Valentina Mattioli, oggi 40enne, racconta il suo calvario, commossa dalla tragedia del ragazzo morto, spiega come ha fatto a uscire dall’anoressia
Anoressia, Valentina Mattioli, la donna che ha lottato per 19 anni.
Una giovane vita spezzata a soli 20 anni, per un male subdolo ed ancora troppo oscuro. Non poteva rimanere indifferente alla tragedia di Lorenzo Seminatore, il giovane piemontese stroncato dall’anoressia, chi come lui ha attraversato quel tunnel che conduce alla morte (anoressia e bulimia sono la prima causa di decesso per malattia tra gli adolescenti), ma a differenza del giovane torinese ha avuto la fortuna di imboccare un’uscita. E così ora prova una rabbia incontenibile la fanese Valentina Mattioli, una donna rinata a 35 anni dopo un lungo percorso di sofferenza e cura, che oggi alla soglia dei 40 anni (di cui 19 trascorsi afflitta dall’anoressia nervosa) si sente “una miracolata”.
La storia
“Si fa presto a dire Fatevi aiutare, chiedete aiuto…. Ma vi assicuro che troppo spesso le richieste non vengono ascoltate o addirittura non vengono finanziate“. La dura realtà raccontata da chi ha vissuto quel dramma sulla sua pelle, è che in Italia non esistono strutture pubbliche in grado di accogliere e curare i ragazzi che soffrono di queste patologie. E quelle poche cliniche private convenzionate, hanno liste d’attesa spesso più lunghe delle prospettive di vita di chi vorrebbe accedervi, oltre ai costi di cui il sistema sanitario nazionale non si fa carico facilmente.
“La burocrazia ci uccide. Io sono dovuta andare a Varese perché nelle Marche, a parte ambulatori e Day hospital, non c’è nulla. Quando il caso è grave come era il mio, questi servizi non bastano. Io mi sono dovuta spostare in Veneto, in Lombardia… ti devi curare per forza fuori Regione, con la tua Regione che (pagando più di quello che pagherebbe offrendo essa stessa il servizio, ndr) spesso taglia i fondi per queste patologie. Per mia fortuna non è stato il mio caso: le Marche mi hanno pagato 19 mesi di terapia a Varese. Ma nel percorso ho visto compagni non ancora guariti dover uscire dalla clinica, perché l’Asur non pagava più. Tra di loro qualcuno ora non c’è più“.
E’ un grido di rabbia e di dolore quello di Valentina. “Fatevelo un giro presso i centri residenziali, presso le comunità che curano i DCA (disturbi del comportamento alimentare, ndr), fatevela una chiacchierata con chi sta soffrendo, toccate con mano il loro dolore. Immaginate che siano i vostri figli, i vostri parenti, i vostri amici vostri cari e soprattutto fate in modo che sui giornali non escono più notizie come quella di Lorenzo“, implora rivolgendosi alle istituzioni, al servizio sanitario nazionale, al Ministero della Salute e a tutti gli uomini e le donne, passati più o meno indenni attraverso l’adolescenza, che siedono nelle stanze dei bottoni.
“Avevo 16 anni quando ho deciso scientemente di smettere di mangiare. Ero un’adolescente molto fragile che non si sentiva ascoltata. E quello era il mio modo per essere vista. All’inizio pensavo di poter invertire la rotta quando volevo.
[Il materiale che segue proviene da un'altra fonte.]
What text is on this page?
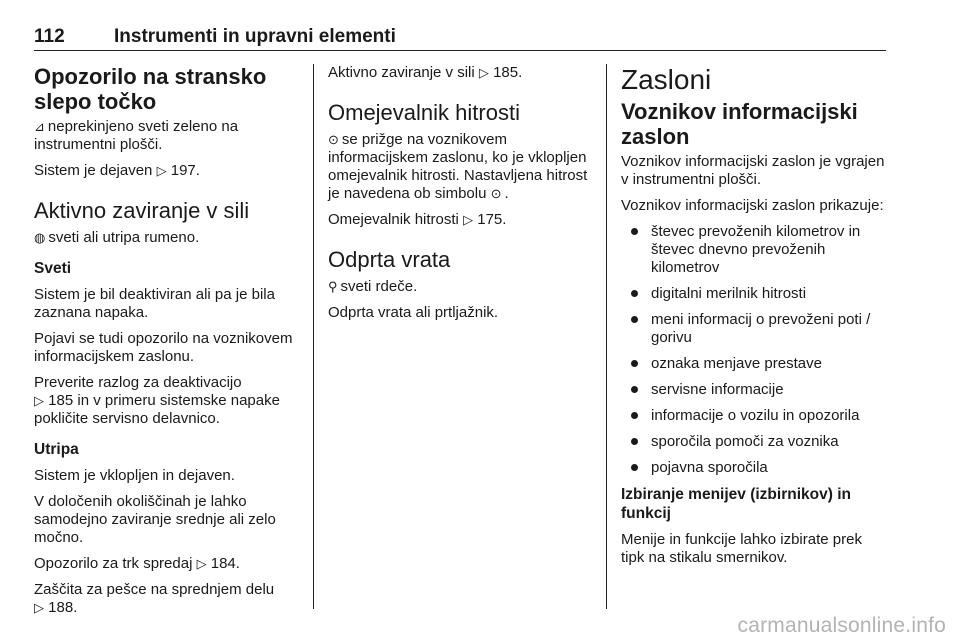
112	Instrumenti in upravni elementi
Opozorilo na stransko slepo točko

⊿ neprekinjeno sveti zeleno na instrumentni plošči.

Sistem je dejaven ▷ 197.

Aktivno zaviranje v sili

◍ sveti ali utripa rumeno.

Sveti

Sistem je bil deaktiviran ali pa je bila zaznana napaka.

Pojavi se tudi opozorilo na voznikovem informacijskem zaslonu.

Preverite razlog za deaktivacijo
▷ 185 in v primeru sistemske napake pokličite servisno delavnico.

Utripa

Sistem je vklopljen in dejaven.

V določenih okoliščinah je lahko samodejno zaviranje srednje ali zelo močno.

Opozorilo za trk spredaj ▷ 184.

Zaščita za pešce na sprednjem delu
▷ 188.

Aktivno zaviranje v sili ▷ 185.

Omejevalnik hitrosti

⊙ se prižge na voznikovem informacijskem zaslonu, ko je vklopljen omejevalnik hitrosti. Nastavljena hitrost je navedena ob simbolu ⊙ .

Omejevalnik hitrosti ▷ 175.

Odprta vrata

⚲ sveti rdeče.

Odprta vrata ali prtljažnik.

Zasloni
Voznikov informacijski zaslon

Voznikov informacijski zaslon je vgrajen v instrumentni plošči.

Voznikov informacijski zaslon prikazuje:

števec prevoženih kilometrov in števec dnevno prevoženih kilometrov
digitalni merilnik hitrosti
meni informacij o prevoženi poti / gorivu
oznaka menjave prestave
servisne informacije
informacije o vozilu in opozorila
sporočila pomoči za voznika
pojavna sporočila
Izbiranje menijev (izbirnikov) in funkcij

Menije in funkcije lahko izbirate prek tipk na stikalu smernikov.

carmanualsonline.info
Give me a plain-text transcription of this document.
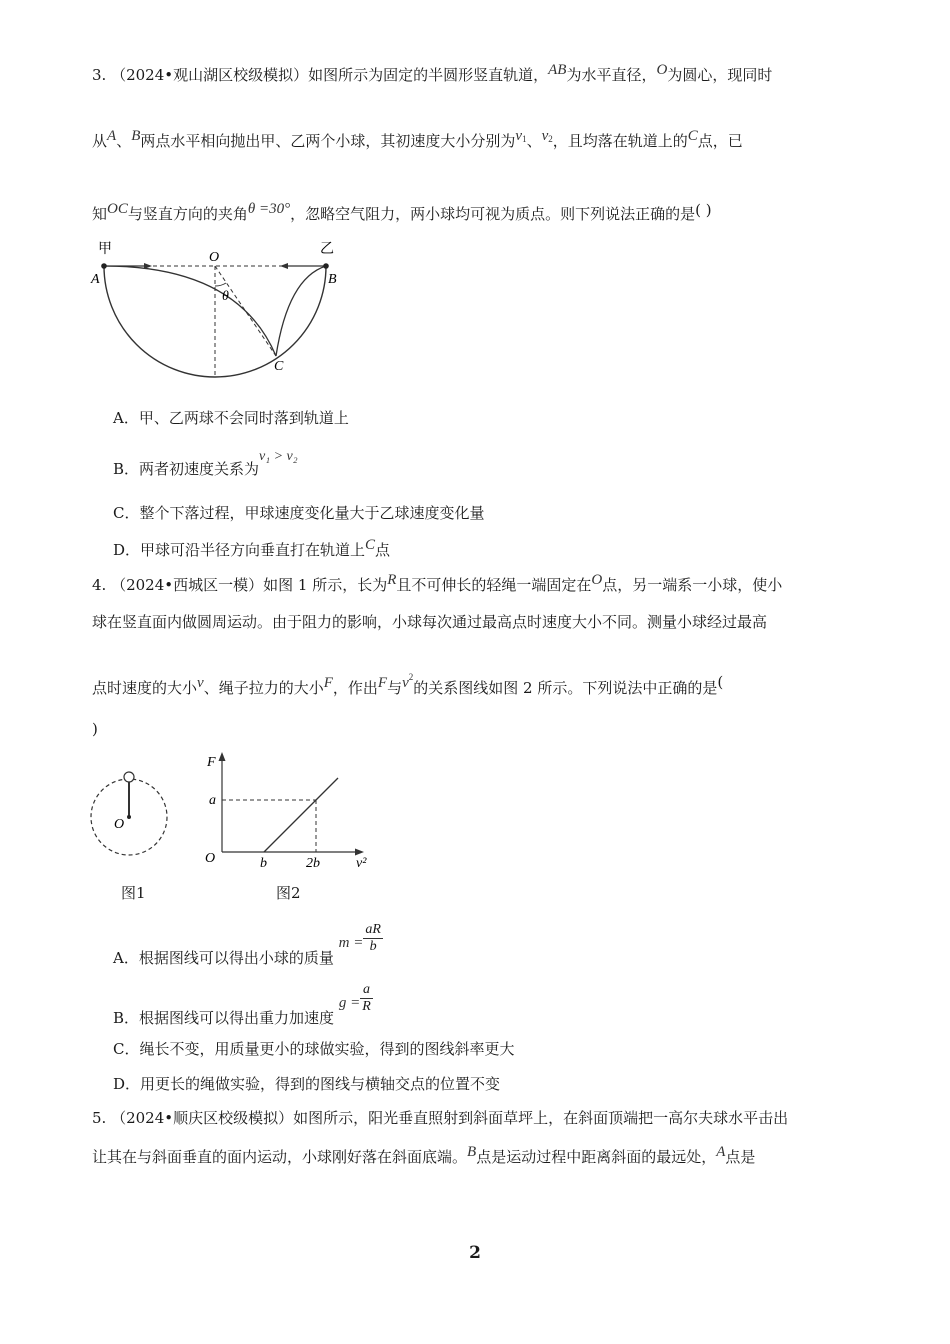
3. （2024•观山湖区校级模拟）如图所示为固定的半圆形竖直轨道，AB为水平直径，O为圆心，现同时
从A、B两点水平相向抛出甲、乙两个小球，其初速度大小分别为v1、v2，且均落在轨道上的C点，已
知OC与竖直方向的夹角θ =30°，忽略空气阻力，两小球均可视为质点。则下列说法正确的是( )
甲	乙
A	B
O
C
θ
A．甲、乙两球不会同时落到轨道上
B．两者初速度关系为v₁ > v₂
C．整个下落过程，甲球速度变化量大于乙球速度变化量
D．甲球可沿半径方向垂直打在轨道上C点
4. （2024•西城区一模）如图 1 所示，长为R且不可伸长的轻绳一端固定在O点，另一端系一小球，使小
球在竖直面内做圆周运动。由于阻力的影响，小球每次通过最高点时速度大小不同。测量小球经过最高
点时速度的大小v、绳子拉力的大小F，作出F与$v^2$的关系图线如图 2 所示。下列说法中正确的是(
)
O
图1
F
a
O	b	2b	v²
图2
A．根据图线可以得出小球的质量 $m = \frac{aR}{b}$
B．根据图线可以得出重力加速度 $g = \frac{a}{R}$
C．绳长不变，用质量更小的球做实验，得到的图线斜率更大
D．用更长的绳做实验，得到的图线与横轴交点的位置不变
5. （2024•顺庆区校级模拟）如图所示，阳光垂直照射到斜面草坪上，在斜面顶端把一高尔夫球水平击出
让其在与斜面垂直的面内运动，小球刚好落在斜面底端。B点是运动过程中距离斜面的最远处，A点是
2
Sette mesi dopo aver iniziato a rifiutare il cibo, però, mi sono accorta che avevo perso il controllo di me, che se decidevo di mangiare un gelato… i sensi di colpa (per le regole ferree che mi ero autoimposta per tutto quel tempo), avevano la supremazia. Ero diventata vittima di me stessa. Poi sono subentrati lentamente la depressione, l’isolamento, la mania di perfezionismo a scuola, la chiusura totale al mondo“. In 18 anni i familiari l’hanno vista lentamente spegnersi, fino ad arrivare al 6 ottobre 2014, il giorno del ricovero nella clinica varesotta dove ha trascorso 15 mesi in cura. Poi il 6 gennaio 2016 le dimissioni e la paura della vita fuori dalla clinica, a casa, a Fano.
“Adesso la mia vita è bella, lavoro (Valentina è impiegata da Equilibri, libreria a Fano della cooperativa I Talenti, ndr), tre anni fa ho incontrato il mio compagno e ora progettiamo una vita insieme. Mio padre è finalmente sereno e domenica sono stata al mare. Era di un azzurro bellissimo e grazie all’aria tersa si vedeva bene l’orizzonte… caro Lorenzo, domenica prossima ti porto al mare con me, perché lì la vita sa di libertà“.